Question about saving SSH keys

When I update the latest rolling, it asks if I want to save the SSH keys to the new install. However, when it boots to the new image, I have nothing in my.ssh directory, Therefore, I have to recreate and share the keys again every time. Is this the intended behavior? I assume not, as it asks to copy; perhaps a bug? It is kind of annoying to have to regen then every time for my config backups to work.

Thanks for any clarification and/or fix you can offer,

Keith

Please report this at https://vyos.dev

Sounds like a bug to me.

The thing is that normally just the /config is copied onto the new persistent directory and I think the /home dirs aswell.

But the server part of ssh which is placed in /etc might not be copied (I think).

So when you talk about ssh keys… do you mean those found in your /home directory (to be used to verify a ssh server you choose to connect to from VyOS) or do you mean those found in /etc used to identify the VyOS box when you connect to it from a different host?

Hello @sirebral,

Despite being prompted to save SSH keys during the update process, he finds that the keys are not retained in the new installation. This inconvenience means he has to recreate and share the keys each time, impacting the functionality of his configuration backups.

This doesn’t seem to be the intended behavior and could potentially be a bug in the update process. It’s understandable why Keith finds this situation annoying, as it disrupts his workflow and adds unnecessary effort to his system maintenance tasks.

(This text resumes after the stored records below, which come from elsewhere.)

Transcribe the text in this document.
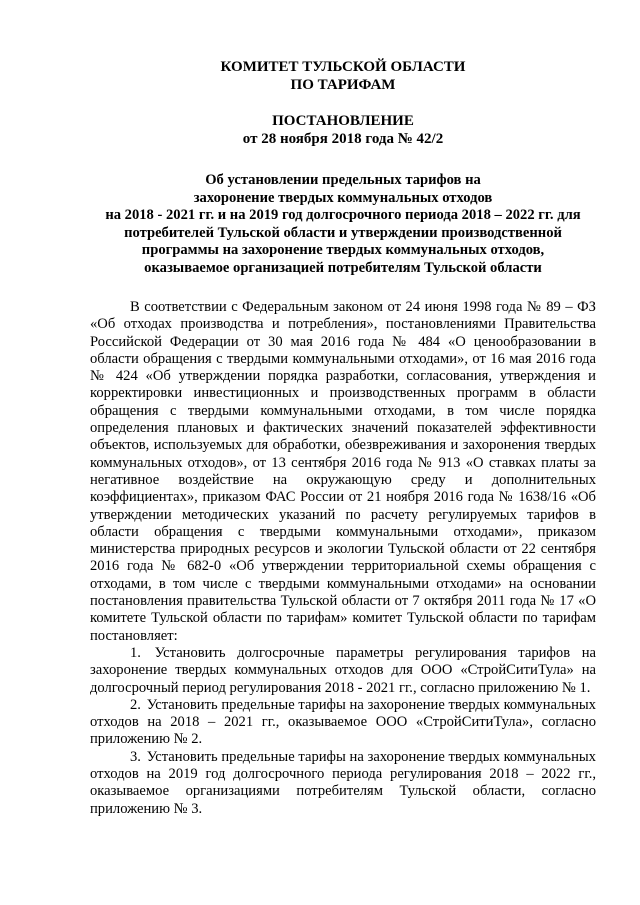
КОМИТЕТ ТУЛЬСКОЙ ОБЛАСТИ
ПО ТАРИФАМ
ПОСТАНОВЛЕНИЕ
от 28 ноября 2018 года № 42/2
Об установлении предельных тарифов на
захоронение твердых коммунальных отходов
на 2018 - 2021 гг. и на 2019 год долгосрочного периода 2018 – 2022 гг. для
потребителей Тульской области и утверждении производственной
программы на захоронение твердых коммунальных отходов,
оказываемое организацией потребителям Тульской области

В соответствии с Федеральным законом от 24 июня 1998 года № 89 – ФЗ «Об отходах производства и потребления», постановлениями Правительства Российской Федерации от 30 мая 2016 года № 484 «О ценообразовании в области обращения с твердыми коммунальными отходами», от 16 мая 2016 года № 424 «Об утверждении порядка разработки, согласования, утверждения и корректировки инвестиционных и производственных программ в области обращения с твердыми коммунальными отходами, в том числе порядка определения плановых и фактических значений показателей эффективности объектов, используемых для обработки, обезвреживания и захоронения твердых коммунальных отходов», от 13 сентября 2016 года № 913 «О ставках платы за негативное воздействие на окружающую среду и дополнительных коэффициентах», приказом ФАС России от 21 ноября 2016 года № 1638/16 «Об утверждении методических указаний по расчету регулируемых тарифов в области обращения с твердыми коммунальными отходами», приказом министерства природных ресурсов и экологии Тульской области от 22 сентября 2016 года № 682-0 «Об утверждении территориальной схемы обращения с отходами, в том числе с твердыми коммунальными отходами» на основании постановления правительства Тульской области от 7 октября 2011 года № 17 «О комитете Тульской области по тарифам» комитет Тульской области по тарифам постановляет:

1. Установить долгосрочные параметры регулирования тарифов на захоронение твердых коммунальных отходов для ООО «СтройСитиТула» на долгосрочный период регулирования 2018 - 2021 гг., согласно приложению № 1.

2. Установить предельные тарифы на захоронение твердых коммунальных отходов на 2018 – 2021 гг., оказываемое ООО «СтройСитиТула», согласно приложению № 2.

3. Установить предельные тарифы на захоронение твердых коммунальных отходов на 2019 год долгосрочного периода регулирования 2018 – 2022 гг., оказываемое организациями потребителям Тульской области, согласно приложению № 3.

Offering clarification and a fix for this issue would likely require input from the VyOS community or support team, as they would have a better understanding of the system’s mechanics and any potential bugs or glitches. Hopefully, Keith will receive the assistance he needs to resolve this problem and streamline his update process in the future.

Best Regards,

I appreciate it, Betty. Yes, my non-root user has keys stored in the home directory .ssh to be able to backup configurations, and with the current implementation, it does not backup or restore those keys after a rolling upgrade.

Should I report this to bugs?

Thanks,

Keith

@sirebral,

I believe only the /config directory persists between upgrades.

Suggest before you upgrade that you copy the config/ssh files of your additional user(s) there, perform the upgrade and then move files back once you’ve added the user.

This should at least save you the hassle of needing to re-gen keys.

A workaround would be to place your keys in /config/backupssh or such, make sure to give proper permissions to that directory and the files.

Then in /config/scripts/vyos-postconfig-bootup.script you add commands to create a symlink from your current home directory to the physical files found in /config/backupssh.

This way next time you upgrade the keys will follow to the updated version and the vyos-postconfig-bootup.script will make sure the ssh keys will get symlinked from your home directory.

But please file this as a bug over at https://vyos.dev so a more solid solution can be made for this (I think this have been talked about previously but perhaps only on the forum).

3 Likes

Would someone mind submitting the bug on my behalf. I understand the temporary remediation, yet I’m unsure if I could effectively relay the bug and resolution so that it’s fully understood.

Much appreciated.

Keith

Which VyOS version did you use when you found out about this issue?

It’s been a forever problem. I’ve been running rolling releases for the past six months, and it’s always had the same behavior with regard to SSH keys when upgrading.

Task created at: ⚓ T6275 SSH-keys from home-directory are not included during an update

Please feel free to add additional information to the link above.

1 Like

Are SSH keys not in the config?

Not that I know of, if there is a place for them, I could put that in, yet I haven’t seen any options for that.

See
https://docs.vyos.io/en/sagitta/configuration/system/login.html#cfgcmd-set-system-login-user-username-authentication-public-keys-identifier-key-key

Let me know if what you need is something different

1 Like

Yes, it’s not for login auth, this is for the automated backups of configs to a remote server that requires key-based authentication.

okey,
ssh client

question is if we want to keep those keys in config or just pick them up from /config/ssh-client
known hosts probably should be stored in /config/ssh-client directory permanently

1 Like

I am not sure the best manner in which to handle it. A bug was submitted, and I’m hoping something can be worked out to keep the configuration backups working between new versions.

I would primarily prefer if they are picked up from the home-directory since thats where they end up if you from the VyOS-box choose to SSH to another box and the SSH-client (at VyOS-box) ask you if you wish to store the fingerprint or not.

The installupdate script could probably ask three questions then:

  1. Copy already existing SSH-server private and public keys (/etc/ssh/)?

  2. Copy already existing SSH-client private and public keys (/home/xxx/)?

  3. Copy known_hosts from home-directories (/home/xxx/)?

For future updates it would be probably nice to be able to define known_hosts through the VyOS-config (this way the known_hosts could be created on first boot aswell and not only during updates).

2 Likes

This topic was automatically closed 30 days after the last reply. New replies are no longer allowed.